Passing the Rifugio Tossals Verds on this engaging and varied loop, a girl of about seven years old asked us “Donde va?” At first we didn’t understand. But by the time she followed us up to the next switchback, we realized she was asking, “Where are you going?” So we said, “Lago Cuber.” Then she said, “Esta bien,” and queried “Por que?” We liked that she was so open and curious, so Kathy dug into our paltry Spanish and said, “Es muy divertido, y interesante, y buen ejercicio.” “Comprenda?” Craig asked. She and her brother smiled and nodded. So off we went with their unspoken but very evident blessings.
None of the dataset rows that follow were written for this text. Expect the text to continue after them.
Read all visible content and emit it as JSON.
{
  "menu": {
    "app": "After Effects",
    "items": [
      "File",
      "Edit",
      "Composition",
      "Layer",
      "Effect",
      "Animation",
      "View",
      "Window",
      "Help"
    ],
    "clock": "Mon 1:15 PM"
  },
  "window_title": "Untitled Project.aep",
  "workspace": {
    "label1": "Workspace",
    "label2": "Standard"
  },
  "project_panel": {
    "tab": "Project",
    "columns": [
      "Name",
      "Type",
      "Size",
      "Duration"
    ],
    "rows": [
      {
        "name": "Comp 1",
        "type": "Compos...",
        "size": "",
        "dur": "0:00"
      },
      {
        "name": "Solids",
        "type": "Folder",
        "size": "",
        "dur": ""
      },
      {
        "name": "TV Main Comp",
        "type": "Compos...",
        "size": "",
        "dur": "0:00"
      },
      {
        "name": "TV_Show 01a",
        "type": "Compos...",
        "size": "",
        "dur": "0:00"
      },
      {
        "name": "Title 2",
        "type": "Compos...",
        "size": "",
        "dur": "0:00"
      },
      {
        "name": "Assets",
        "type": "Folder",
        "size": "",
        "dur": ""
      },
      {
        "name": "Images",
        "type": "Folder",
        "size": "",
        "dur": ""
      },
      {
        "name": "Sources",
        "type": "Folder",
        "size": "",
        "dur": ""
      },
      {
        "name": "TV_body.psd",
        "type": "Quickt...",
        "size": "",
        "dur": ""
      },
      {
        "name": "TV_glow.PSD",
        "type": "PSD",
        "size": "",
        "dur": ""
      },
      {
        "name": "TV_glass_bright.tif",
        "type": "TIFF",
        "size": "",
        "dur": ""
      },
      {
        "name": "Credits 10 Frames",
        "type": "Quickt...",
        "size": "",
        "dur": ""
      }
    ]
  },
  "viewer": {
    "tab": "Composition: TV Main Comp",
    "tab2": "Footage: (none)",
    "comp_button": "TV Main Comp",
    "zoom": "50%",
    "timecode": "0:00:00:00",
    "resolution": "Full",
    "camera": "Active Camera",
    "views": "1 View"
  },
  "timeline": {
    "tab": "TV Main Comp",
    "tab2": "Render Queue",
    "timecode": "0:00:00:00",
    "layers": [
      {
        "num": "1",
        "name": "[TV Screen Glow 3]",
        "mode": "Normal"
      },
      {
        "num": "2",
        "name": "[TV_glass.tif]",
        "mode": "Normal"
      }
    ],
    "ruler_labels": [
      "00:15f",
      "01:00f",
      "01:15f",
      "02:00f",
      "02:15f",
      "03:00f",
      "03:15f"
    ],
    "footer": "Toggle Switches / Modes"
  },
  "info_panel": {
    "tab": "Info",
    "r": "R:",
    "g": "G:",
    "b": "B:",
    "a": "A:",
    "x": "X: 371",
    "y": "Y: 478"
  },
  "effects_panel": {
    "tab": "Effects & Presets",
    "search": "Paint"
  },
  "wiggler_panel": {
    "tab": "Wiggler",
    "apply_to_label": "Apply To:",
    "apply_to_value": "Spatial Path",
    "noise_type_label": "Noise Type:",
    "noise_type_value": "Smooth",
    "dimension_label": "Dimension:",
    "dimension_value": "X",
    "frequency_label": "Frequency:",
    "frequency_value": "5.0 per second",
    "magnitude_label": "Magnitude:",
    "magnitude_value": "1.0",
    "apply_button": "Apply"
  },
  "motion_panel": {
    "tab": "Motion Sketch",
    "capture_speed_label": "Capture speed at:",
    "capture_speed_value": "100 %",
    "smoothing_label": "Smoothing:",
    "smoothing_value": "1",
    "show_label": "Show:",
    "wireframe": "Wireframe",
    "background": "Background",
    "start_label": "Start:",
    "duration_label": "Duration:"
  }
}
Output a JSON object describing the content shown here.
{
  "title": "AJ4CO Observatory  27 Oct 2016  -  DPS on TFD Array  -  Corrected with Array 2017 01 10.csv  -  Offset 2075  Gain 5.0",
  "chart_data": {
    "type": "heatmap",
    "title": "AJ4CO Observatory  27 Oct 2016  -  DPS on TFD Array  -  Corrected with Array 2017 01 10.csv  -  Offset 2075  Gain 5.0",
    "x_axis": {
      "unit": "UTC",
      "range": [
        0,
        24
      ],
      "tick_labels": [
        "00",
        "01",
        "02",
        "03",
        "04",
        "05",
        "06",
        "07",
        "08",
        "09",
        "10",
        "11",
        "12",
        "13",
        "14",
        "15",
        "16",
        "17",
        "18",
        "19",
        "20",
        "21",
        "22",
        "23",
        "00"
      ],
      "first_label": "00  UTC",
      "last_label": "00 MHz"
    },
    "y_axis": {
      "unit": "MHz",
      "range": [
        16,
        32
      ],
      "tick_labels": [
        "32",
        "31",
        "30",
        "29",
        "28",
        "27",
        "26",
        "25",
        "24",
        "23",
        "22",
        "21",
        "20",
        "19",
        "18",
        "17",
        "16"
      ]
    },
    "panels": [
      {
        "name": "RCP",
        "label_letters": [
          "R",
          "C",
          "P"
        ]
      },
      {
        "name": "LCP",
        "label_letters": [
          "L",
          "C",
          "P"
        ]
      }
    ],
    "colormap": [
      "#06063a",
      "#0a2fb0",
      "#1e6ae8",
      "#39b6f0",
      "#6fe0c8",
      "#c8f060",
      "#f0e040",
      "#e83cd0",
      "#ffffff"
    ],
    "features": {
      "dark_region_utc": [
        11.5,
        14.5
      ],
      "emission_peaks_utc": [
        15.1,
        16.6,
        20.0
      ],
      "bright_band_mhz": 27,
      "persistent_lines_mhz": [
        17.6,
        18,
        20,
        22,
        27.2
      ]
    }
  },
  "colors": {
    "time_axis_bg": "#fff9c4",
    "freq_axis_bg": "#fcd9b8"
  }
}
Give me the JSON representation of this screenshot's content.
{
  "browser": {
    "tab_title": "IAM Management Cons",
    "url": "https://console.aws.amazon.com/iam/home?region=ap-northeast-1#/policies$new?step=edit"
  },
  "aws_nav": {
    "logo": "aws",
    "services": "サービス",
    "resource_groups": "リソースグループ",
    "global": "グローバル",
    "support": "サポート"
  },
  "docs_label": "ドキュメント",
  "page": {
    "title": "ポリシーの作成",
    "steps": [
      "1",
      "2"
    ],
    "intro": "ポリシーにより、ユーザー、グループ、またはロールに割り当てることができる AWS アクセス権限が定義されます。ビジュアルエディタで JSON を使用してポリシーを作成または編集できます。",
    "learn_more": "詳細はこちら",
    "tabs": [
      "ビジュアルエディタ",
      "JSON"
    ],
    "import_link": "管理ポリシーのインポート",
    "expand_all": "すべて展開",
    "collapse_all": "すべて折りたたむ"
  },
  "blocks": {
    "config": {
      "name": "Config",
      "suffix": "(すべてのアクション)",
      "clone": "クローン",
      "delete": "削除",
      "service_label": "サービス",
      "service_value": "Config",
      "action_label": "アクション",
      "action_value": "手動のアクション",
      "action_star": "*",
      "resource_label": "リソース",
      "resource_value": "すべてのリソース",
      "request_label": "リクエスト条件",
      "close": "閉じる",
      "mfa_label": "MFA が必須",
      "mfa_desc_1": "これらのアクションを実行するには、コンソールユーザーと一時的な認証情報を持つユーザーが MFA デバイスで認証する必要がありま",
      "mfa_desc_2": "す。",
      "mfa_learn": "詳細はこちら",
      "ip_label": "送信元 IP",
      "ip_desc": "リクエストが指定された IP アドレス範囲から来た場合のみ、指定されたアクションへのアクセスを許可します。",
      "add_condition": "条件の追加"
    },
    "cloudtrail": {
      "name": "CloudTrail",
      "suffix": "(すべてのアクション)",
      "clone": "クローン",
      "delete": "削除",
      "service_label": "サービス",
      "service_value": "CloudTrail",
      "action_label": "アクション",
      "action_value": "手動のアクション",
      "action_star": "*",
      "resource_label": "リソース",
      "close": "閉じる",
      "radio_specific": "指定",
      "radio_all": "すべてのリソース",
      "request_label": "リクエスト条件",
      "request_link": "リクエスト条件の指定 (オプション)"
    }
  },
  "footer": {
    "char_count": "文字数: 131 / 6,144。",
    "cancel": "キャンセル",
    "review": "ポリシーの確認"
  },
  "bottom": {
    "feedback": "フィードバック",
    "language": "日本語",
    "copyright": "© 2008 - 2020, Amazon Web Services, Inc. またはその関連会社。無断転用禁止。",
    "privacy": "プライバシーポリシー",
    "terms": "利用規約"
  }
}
*Full insurance with Gold Car, the Spanish rental-car company we recommend, will even cover the cost of replacing the ignition key, should you lose it. I know this because in an absent-minded moment I (Craig) dropped the key to our chili-red Citroen C30 into the marina at Palma de Mallorca. I’d previously never lost a car key—ever, anywhere. And wow, are remote-entry keys expensive. It cost 150 Euro ($225 USD) to replace ours. I later imagined how I might retrieve the key and earn back the replacement fee: go fishing with a magnet. But our time was limited. We were busy hiking. Where was I going to find a magnet? I thought no more of it, until one evening after hiking all day, Kath and I were strolling through the town of Soller. We passed a large hardware store. She said, “Maybe they have a magnet.” I walked in and met a clerk who spoke excellent English—a rare skill among Mallorcans. I humbly told him my story. He lit up. “Yes, we have a strong magnet!” he said. This magnet was huge, at least 10 kg (22 lb). It had been in the store for 30 years and was currently employed as the door stop. He generously offered to loan it to me, along with a 20-m (66-ft) rope, in return for a 50 Euro ($75 CDN) refundable deposit. The serendipity was too miraculous to ignore. So at 9 p.m. Kath and I drove across the island, far out of our way, into the traffic of Palma. I spent an hour dredging the marina precisely where I’d dropped the car key. Nada. It remains in the muck, 15 m (50 ft) below the dock. But we gained from the experience. We met Joseph, the muy sympatico clerk at Bernat, the hardware store (ferreteria) in Soller.